According to the Syrian Network for Human Rights, at least 140.000 individuals are still detained or have disappeared at the hands of the main parties to the conflict in Syria. It is important to note that Syrian regime forces account for around 90% of these cases. More than 14.000 have allegedly died due to torture; almost 99% at the hands of the Syrian regime.

And this gruesome practice is still ongoing: According to estimates by the Syrian Network for Human Rights, around 1.700 persons were arbitrarily arrested and more than 140 persons died under torture in the prisons of the Syrian regime this year alone. The Commission of Inquiry has called this systematic pattern of mass arrests and enforced disappearance by the Syrian regime a widespread and systematic attack against the civilian population.

The Syrian regime has arbitrarily detained and continues to arbitrarily detain thousands of innocent Syrians merely because they dare to make use of their freedom of expression. The Syrian regime has tortured thousands of innocent Syrians to death merely because they dared to ask for political reforms and freedom in Syria. We are talking about ordinary people, about engaged citizens. Calling these people “terrorists” in order to create a pretext for their arrest and torture is scandalous and extremely cynical.

The crimes committed against detainees in prisons of the Syrian regime are broadly documented. The Independent International Commission of Inquiry has rightfully named these crimes war crimes.

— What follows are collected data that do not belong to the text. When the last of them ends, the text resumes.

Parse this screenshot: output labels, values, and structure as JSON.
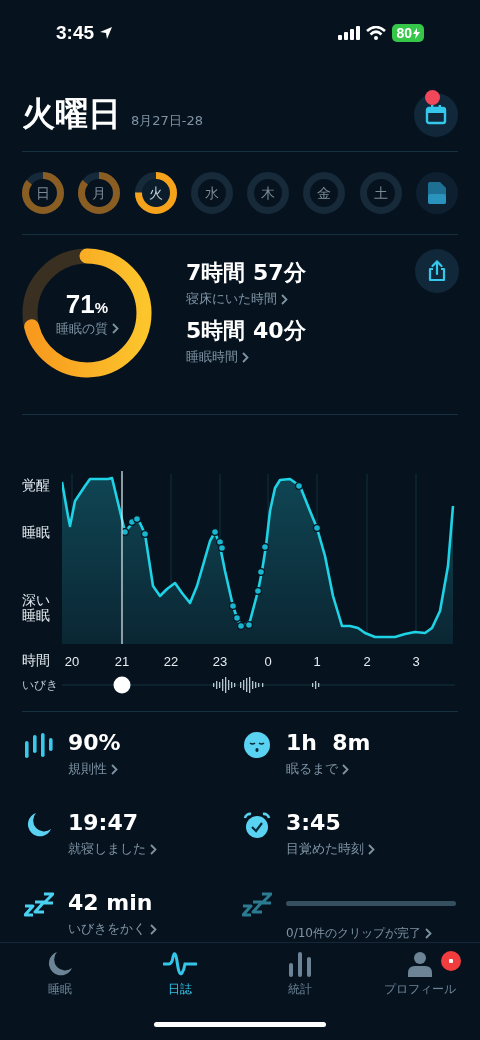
{
  "status_bar": {
    "time": "3:45",
    "battery": "80"
  },
  "header": {
    "title": "火曜日",
    "date_range": "8月27日-28",
    "calendar_badge": true
  },
  "week": [
    {
      "label": "日",
      "selected": false
    },
    {
      "label": "月",
      "selected": false
    },
    {
      "label": "火",
      "selected": true
    },
    {
      "label": "水",
      "selected": false
    },
    {
      "label": "木",
      "selected": false
    },
    {
      "label": "金",
      "selected": false
    },
    {
      "label": "土",
      "selected": false
    }
  ],
  "summary": {
    "quality": {
      "value": "71",
      "unit": "%",
      "label": "睡眠の質"
    },
    "metrics": [
      {
        "value": "7時間 57分",
        "label": "寝床にいた時間"
      },
      {
        "value": "5時間 40分",
        "label": "睡眠時間"
      }
    ]
  },
  "chart": {
    "y_labels": [
      "覚醒",
      "睡眠",
      "深い睡眠"
    ],
    "x_axis_label": "時間",
    "x_labels": [
      "20",
      "21",
      "22",
      "23",
      "0",
      "1",
      "2",
      "3"
    ],
    "snore_label": "いびき"
  },
  "stats": [
    {
      "kind": "stat",
      "value": "90%",
      "label": "規則性"
    },
    {
      "kind": "stat",
      "value": "1h  8m",
      "label": "眠るまで"
    },
    {
      "kind": "stat",
      "value": "19:47",
      "label": "就寝しました"
    },
    {
      "kind": "stat",
      "value": "3:45",
      "label": "目覚めた時刻"
    },
    {
      "kind": "stat",
      "value": "42 min",
      "label": "いびきをかく"
    },
    {
      "kind": "progress",
      "level": 0,
      "label": "0/10件のクリップが完了"
    }
  ],
  "tabs": [
    {
      "label": "睡眠",
      "selected": false,
      "badge": false
    },
    {
      "label": "日誌",
      "selected": true,
      "badge": false
    },
    {
      "label": "統計",
      "selected": false,
      "badge": false
    },
    {
      "label": "プロフィール",
      "selected": false,
      "badge": true
    }
  ]
}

Arbitrary arrests, torture, sexual violence, enforced disappearance, and executions in Syrian prisons must stop immediately!

While we welcome the four prisoner exchanges facilitated by the Astana Working Group on the Release of Detainees/Abductees, these reciprocal low-level exchanges are, considering the high estimates of detained and missing Syrians, clearly insufficient. Keeping in mind that the majority is detained by the Syrian regime, the regime’s insistence on reciprocal exchanges is inacceptable.

The Syrian regime must immediately release all political prisoners and arbitrarily held detainees. It must agree to a timetable for identifying and releasing all detained individuals.

It is crucial that the Syrian regime publishes a comprehensive list of the names of all detainees and informs the families of the tens of thousands missing persons about the fate of their loved ones.

Last year the regime simultaneously issued thousands of death notifications for detained and missing persons; listing heart failure or stroke as the cause of death. Often groups of people detained in the same facility share death dates, making summary executions seem likely. This must be further investigated.

The Syrian regime should also provide families with notifications of the burial sites of all detainees, abductees and missing persons who have deceased. Not even allowing families to grief, to know about their loved-one’s fate only adds to the abominable crimes committed by the regime in its prisons.

The crimes and atrocities committed on all sides during the Syrian conflict, including horrific accounts of murder, torture and sexual violence in Syrian prisons, must be investigated and the perpetrators be brought to justice.

National reconciliation and lasting peace in Syria will not be possible without accountability. The IIIM has become a central repository of information and evidence of the crimes committed in Syria and therefore has a crucial role to play for the prosecution of crimes committed during the Syrian conflict.

We will continue to support the work of the IIIM and of the Commission of Inquiry and we will continue to pursue accountability in order to achieve justice for the victims and eventually enable national reconciliation and sustainable peace.